Yes, there is a strain of conservative thinking that talks about the relatively greater effectiveness of localism, for example. And, in fact, one of the things that our country is based on is the Founders' understanding, right back to Jefferson and Madison, that governments that are closer to the people, meaning more local and more familiar with the local situation, are also likely to be more effective. That turns out to be true, and these models tend to back that up. Where this thinking challenges conservatives is that there is a large body of conservative thinking premised on the notion that essentially anything you do will backfire. But these models suggest that that's not necessarily true. It may be possible to get handles on things that are much less likely to backfire, and then the pragmatic case against government intervention becomes weaker. There will still, of course, be people who say the government shouldn't intervene because it violates our rights, or what have you. But the notion that government always gets it wrong will be more susceptible to question if we are able to use this kind of thinking to find interventions that are much more likely to succeed while having fewer untoward side effects.

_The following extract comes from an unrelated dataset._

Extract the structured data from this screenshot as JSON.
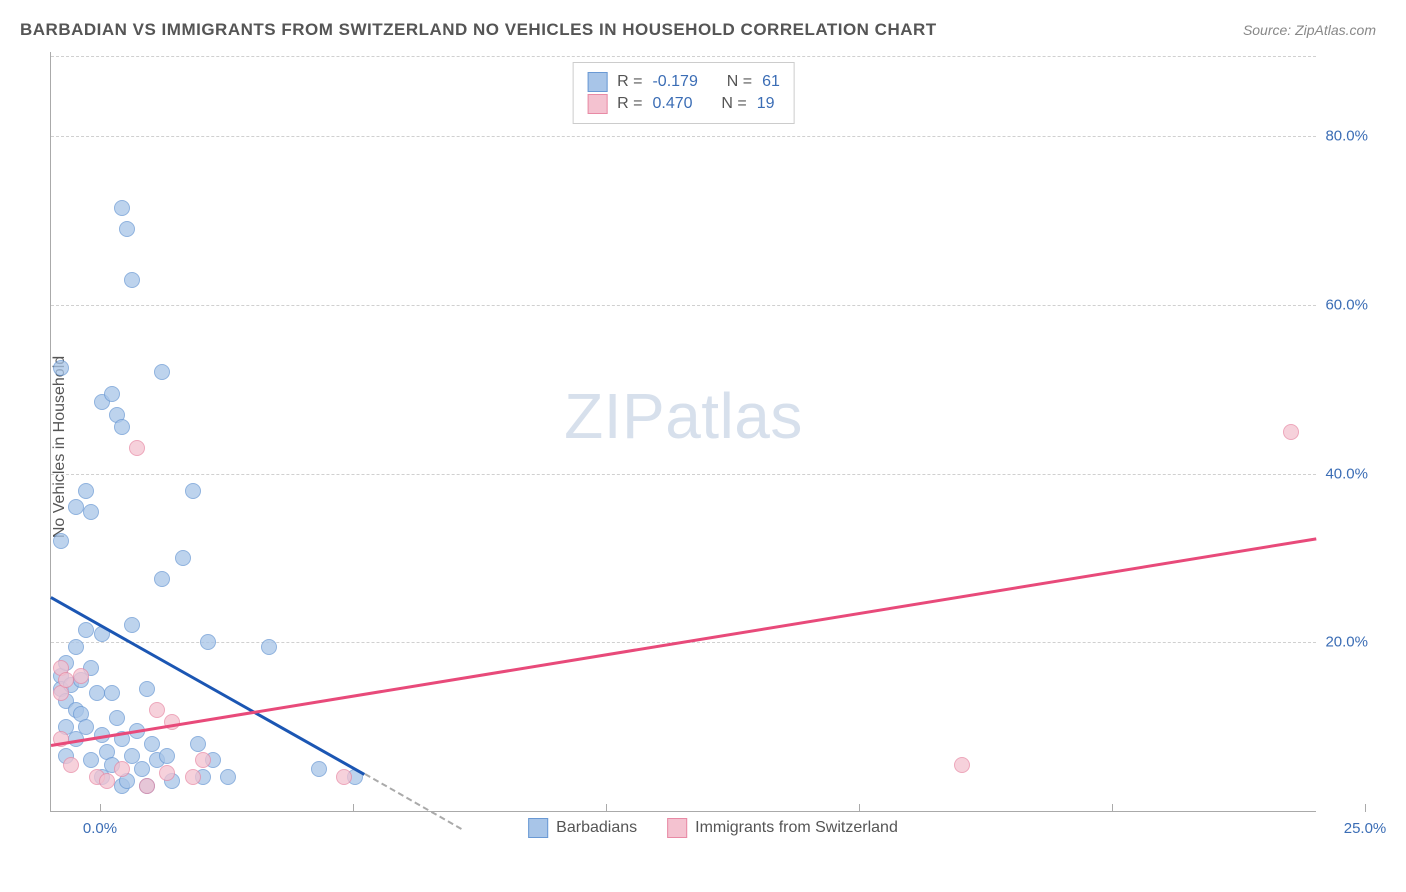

As computing power and sophistication increases, what new directions do you expect artificial societies to be taken in?
I think one of the exciting things about writing about this is that the sky's really the limit here. Many new social science ideas are applicable in one or maybe two fields. This is a kind of thinking that is applicable in almost any field that studies any aspect of human society. It's just a question of imagination, figuring out how many ways you can apply it. Just in the course of this conversation, because of a question you asked, I thought, Katie has kind of a great idea there. Why not model an actual Rwandan genocide, instead of what Epstein does in the model in my article, where people want to kill each other and police are stopping them. Turn it upside down: People don't want to kill each other, but police are forcing them. Then see how much effort it actually takes on the part of the government to create a genocide. Then we might actually learn something about Rwanda. And that's just from our brief conversation.
Do you think about the world in a different way now that you've delved into this field? And if so, how has it changed your world view?
I've come to have much greater respect for the notion of society as an independent actor in human life. I've come to be much more suspicious of the notion that if I think I have good intuition about people, that I then have good intuitions about public policies and society. I have come to understand in a way I didn't before that it's possible at the same time for societies to be both more surprising and more orderly than I ever thought. To me a lot of what this kind of thinking has done is set out a third, unexplored continent between determinism and randomness, where in fact there are patterns in life and in society that we may now have a shot at finding. And to me, that's a real eye-opener.